I’ve been having issues connecting to the postgres app since yesterday. I hadn’t made any changes or deploys recently, until after when I was trying to fix it.
The logs for the postgres instance show. These repeat.
2022-04-20T22:05:48Z app[f8a8b0aa] sjc [info]checking stolon status
2022-04-20T22:05:48Z app[f8a8b0aa] sjc [info]sentinel | 2022-04-20T22:05:48.903Z WARN cmd/sentinel.go:276 no keeper info available {"db": "c37d4d88", "keeper": "22950bdbf2"}
2022-04-20T22:05:48Z app[f8a8b0aa] sjc [info]sentinel | 2022-04-20T22:05:48.903Z WARN cmd/sentinel.go:276 no keeper info available {"db": "f939a1f5", "keeper": "ad10bdc02"}
2022-04-20T22:05:48Z app[f8a8b0aa] sjc [info]sentinel | 2022-04-20T22:05:48.906Z INFO cmd/sentinel.go:995 master db is failed {"db": "c37d4d88", "keeper": "22950bdbf2"}
2022-04-20T22:05:48Z app[f8a8b0aa] sjc [info]sentinel | 2022-04-20T22:05:48.906Z INFO cmd/sentinel.go:1001 db not converged {"db": "c37d4d88", "keeper": "22950bdbf2"}
2022-04-20T22:05:48Z app[f8a8b0aa] sjc [info]sentinel | 2022-04-20T22:05:48.906Z INFO cmd/sentinel.go:1006 trying to find a new master to replace failed master
2022-04-20T22:05:48Z app[f8a8b0aa] sjc [info]sentinel | 2022-04-20T22:05:48.906Z ERROR cmd/sentinel.go:1009 no eligible masters
Running fly checks list
returns
Health Checks for lolsite-db
NAME | STATUS | ALLOCATION | REGION | TYPE | LAST UPDATED | OUTPUT
-------*----------*------------*--------*------*--------------*-------------------------------------------------------------------------------------------------------------------------------------
vm | passing | f8a8b0aa | sjc | HTTP | 4m6s ago | HTTP GET http://172.19.8.186:5500/flycheck/vm: 200 OK Output: "[✓]
| | | | | |
| | | | | | checkDisk: 92.86 GB (94.8%) free space on /data/ (32.28µs)\n[✓]
| | | | | |
| | | | | | checkLoad: load averages: 0.01 0.04 0.02 (49.5µs)\n[✓]
| | | | | |
| | | | | | memory: system spent 0s of the last 60s waiting on memory (21.48µs)\n[✓]
| | | | | |
| | | | | | cpu: system spent 522ms of the last 60s waiting on cpu (16.73µs)\n[✓]
| | | | | |
| | | | | | io: system spent 0s of the last 60s waiting on io (13.21µs)"[✓]
| | | | | |
| | | | | |
role | critical | f8a8b0aa | sjc | HTTP | 17m38s ago | failed to connect to local node: context deadline exceeded[✓]
| | | | | |
| | | | | |
pg | critical | f8a8b0aa | sjc | HTTP | 17m46s ago | HTTP GET http://172.19.8.186:5500/flycheck/pg: 500 Internal Server Error Output: "failed to connect to proxy: context deadline exceeded"[✓]

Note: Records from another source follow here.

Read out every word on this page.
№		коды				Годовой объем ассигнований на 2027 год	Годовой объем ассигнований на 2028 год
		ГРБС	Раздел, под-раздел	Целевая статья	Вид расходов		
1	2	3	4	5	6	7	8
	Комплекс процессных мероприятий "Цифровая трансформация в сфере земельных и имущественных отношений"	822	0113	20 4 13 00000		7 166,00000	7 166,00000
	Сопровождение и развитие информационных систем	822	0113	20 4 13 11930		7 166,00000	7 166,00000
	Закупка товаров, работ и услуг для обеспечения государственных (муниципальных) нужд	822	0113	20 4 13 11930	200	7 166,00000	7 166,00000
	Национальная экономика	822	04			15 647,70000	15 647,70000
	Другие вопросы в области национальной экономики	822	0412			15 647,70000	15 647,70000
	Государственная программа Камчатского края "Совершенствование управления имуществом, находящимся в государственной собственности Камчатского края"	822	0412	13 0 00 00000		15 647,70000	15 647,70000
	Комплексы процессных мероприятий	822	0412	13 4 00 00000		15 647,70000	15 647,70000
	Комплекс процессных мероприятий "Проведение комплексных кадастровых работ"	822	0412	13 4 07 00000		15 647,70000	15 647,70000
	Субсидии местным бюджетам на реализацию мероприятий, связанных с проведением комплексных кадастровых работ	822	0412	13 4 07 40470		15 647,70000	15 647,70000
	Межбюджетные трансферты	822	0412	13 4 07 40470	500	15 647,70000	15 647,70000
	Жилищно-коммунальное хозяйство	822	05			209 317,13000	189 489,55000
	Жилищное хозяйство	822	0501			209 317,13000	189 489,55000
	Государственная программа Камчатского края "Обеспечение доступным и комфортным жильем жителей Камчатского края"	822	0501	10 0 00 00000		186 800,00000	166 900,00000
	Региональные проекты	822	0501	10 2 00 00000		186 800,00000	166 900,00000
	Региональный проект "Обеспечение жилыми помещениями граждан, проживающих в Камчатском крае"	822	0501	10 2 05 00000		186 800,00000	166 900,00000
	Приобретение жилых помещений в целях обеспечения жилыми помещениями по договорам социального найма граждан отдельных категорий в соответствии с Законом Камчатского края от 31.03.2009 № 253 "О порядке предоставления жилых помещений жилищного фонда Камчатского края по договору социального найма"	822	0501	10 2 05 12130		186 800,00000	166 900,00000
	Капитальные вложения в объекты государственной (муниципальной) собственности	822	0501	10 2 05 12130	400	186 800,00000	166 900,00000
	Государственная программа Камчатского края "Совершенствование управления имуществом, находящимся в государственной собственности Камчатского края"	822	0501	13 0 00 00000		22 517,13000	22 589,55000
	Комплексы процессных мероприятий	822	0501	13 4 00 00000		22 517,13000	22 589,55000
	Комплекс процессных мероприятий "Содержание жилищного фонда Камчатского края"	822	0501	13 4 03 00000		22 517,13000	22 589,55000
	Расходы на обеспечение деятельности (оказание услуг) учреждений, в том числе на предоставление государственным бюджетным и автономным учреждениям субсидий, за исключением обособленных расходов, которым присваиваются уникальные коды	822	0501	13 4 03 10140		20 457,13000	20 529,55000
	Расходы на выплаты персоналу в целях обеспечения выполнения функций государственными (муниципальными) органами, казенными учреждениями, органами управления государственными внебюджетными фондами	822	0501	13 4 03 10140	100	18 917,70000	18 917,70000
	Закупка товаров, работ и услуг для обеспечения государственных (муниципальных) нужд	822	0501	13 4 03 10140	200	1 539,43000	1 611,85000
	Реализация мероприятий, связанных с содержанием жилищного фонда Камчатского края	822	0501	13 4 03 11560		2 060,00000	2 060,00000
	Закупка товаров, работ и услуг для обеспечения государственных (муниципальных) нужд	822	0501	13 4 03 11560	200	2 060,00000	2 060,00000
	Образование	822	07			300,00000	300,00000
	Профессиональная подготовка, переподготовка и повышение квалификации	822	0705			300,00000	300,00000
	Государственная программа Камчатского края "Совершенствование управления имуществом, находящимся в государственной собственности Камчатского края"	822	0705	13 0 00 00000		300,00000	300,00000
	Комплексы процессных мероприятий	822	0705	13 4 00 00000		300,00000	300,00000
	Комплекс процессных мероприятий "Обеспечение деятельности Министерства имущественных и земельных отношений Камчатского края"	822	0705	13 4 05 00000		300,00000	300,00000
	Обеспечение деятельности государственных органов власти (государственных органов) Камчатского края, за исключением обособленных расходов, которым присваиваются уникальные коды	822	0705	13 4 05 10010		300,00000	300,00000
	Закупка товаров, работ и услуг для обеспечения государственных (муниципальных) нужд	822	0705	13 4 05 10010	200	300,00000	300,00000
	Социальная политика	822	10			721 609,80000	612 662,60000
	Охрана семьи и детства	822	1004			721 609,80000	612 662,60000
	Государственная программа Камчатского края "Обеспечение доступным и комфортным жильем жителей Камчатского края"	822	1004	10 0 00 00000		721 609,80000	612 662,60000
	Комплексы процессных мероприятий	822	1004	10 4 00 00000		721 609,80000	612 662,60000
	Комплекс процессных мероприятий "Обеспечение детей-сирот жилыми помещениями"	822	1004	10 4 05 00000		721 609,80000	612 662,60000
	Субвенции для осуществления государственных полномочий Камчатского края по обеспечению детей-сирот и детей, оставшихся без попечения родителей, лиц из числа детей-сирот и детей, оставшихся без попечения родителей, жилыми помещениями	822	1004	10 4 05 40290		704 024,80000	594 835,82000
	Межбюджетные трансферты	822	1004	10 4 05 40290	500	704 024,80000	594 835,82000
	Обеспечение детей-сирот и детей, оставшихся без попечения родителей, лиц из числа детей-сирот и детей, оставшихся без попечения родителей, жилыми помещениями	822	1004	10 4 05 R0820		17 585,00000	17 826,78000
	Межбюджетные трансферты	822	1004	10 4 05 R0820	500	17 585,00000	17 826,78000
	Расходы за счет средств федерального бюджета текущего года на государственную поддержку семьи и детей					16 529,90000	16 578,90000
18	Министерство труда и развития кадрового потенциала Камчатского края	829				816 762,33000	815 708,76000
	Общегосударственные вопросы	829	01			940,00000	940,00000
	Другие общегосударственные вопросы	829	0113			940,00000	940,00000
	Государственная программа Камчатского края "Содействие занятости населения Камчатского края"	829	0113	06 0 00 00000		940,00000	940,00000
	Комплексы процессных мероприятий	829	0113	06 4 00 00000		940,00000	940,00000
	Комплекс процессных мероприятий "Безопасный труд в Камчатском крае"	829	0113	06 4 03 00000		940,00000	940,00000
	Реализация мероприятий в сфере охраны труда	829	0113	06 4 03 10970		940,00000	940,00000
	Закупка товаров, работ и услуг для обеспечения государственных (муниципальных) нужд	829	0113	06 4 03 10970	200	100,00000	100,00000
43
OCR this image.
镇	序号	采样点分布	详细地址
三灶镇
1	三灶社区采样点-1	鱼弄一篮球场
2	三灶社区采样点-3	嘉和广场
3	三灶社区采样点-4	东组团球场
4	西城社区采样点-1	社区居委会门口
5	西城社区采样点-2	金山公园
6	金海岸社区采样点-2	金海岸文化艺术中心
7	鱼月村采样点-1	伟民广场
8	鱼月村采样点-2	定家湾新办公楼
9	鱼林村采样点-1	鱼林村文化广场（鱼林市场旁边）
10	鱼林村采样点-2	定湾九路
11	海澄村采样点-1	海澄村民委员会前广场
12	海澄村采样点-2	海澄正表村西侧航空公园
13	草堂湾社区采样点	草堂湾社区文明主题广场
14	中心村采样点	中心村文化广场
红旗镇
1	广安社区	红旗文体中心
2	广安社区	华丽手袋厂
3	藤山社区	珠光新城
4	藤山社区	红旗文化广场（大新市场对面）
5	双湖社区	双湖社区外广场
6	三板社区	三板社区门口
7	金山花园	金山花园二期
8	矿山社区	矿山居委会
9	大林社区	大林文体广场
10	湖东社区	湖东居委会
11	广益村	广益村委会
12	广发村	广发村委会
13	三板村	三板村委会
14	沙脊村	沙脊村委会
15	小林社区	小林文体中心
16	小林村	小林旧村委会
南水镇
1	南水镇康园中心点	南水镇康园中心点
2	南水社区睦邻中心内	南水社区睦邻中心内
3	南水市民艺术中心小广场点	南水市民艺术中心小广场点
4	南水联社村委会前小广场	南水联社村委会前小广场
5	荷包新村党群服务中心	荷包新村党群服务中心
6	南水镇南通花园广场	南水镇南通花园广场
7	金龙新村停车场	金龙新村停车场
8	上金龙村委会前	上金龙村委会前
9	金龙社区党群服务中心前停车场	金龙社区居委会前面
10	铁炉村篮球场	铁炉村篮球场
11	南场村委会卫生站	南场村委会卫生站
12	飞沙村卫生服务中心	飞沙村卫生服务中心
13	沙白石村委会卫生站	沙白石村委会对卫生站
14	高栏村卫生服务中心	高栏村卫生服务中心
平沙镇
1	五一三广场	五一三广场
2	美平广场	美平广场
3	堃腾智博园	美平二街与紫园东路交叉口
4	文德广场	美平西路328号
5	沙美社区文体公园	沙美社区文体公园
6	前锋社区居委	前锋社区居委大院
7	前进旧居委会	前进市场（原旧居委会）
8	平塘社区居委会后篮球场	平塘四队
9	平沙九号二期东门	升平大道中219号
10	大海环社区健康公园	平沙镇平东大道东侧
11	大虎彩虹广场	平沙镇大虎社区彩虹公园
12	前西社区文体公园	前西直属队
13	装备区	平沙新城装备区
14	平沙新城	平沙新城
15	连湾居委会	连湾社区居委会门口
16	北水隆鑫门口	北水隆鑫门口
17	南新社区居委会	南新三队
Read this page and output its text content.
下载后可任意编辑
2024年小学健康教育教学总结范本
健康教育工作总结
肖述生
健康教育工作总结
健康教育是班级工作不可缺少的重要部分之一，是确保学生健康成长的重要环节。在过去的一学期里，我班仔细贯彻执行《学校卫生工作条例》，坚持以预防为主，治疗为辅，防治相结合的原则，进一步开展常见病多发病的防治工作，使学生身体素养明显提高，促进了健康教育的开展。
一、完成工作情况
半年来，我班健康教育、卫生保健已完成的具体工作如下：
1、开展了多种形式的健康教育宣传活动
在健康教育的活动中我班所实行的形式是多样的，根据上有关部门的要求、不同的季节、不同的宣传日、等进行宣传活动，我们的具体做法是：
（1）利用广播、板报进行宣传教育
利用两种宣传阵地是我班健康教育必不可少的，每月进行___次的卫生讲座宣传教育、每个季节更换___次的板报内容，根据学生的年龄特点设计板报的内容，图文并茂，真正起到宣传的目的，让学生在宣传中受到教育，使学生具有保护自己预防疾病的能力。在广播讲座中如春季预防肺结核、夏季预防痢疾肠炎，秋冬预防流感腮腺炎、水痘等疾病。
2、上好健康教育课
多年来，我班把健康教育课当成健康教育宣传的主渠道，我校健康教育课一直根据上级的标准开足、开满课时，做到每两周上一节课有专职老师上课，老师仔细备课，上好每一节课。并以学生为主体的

The app I have connected to this database shows this connection error.
2022-04-20T08:08:10Z app[e1905f1f] dfw [info]django.db.utils.OperationalError: connection to server at "lolsite-db.internal" (fdaa:0:3161:a7b:2295:0:d0e5:2), port 5432 failed: server closed the connection unexpectedly
2022-04-20T08:08:10Z app[e1905f1f] dfw [info] This probably means the server terminated abnormally
fly status --all
App
Name = lolsite-db
Owner = personal
Version = 8
Status = running
Hostname = lolsite-db.fly.dev
Instances
ID PROCESS VERSION REGION DESIRED STATUS HEALTH CHECKS RESTARTS CREATED
f8a8b0aa app 8 sjc run running (failed to co) 3 total, 1 passing, 2 critical 1 7h22m ago
645b3548 app 8 sjc stop complete 3 total, 1 passing, 2 critical 0 14h23m ago
6a7a50b5 app 8 sjc stop failed 0 14h24m ago
I saw a similar post which seemed to have been resolved by increasing the volume size. I didn’t think that was my issue but I tried it anyway with no luck.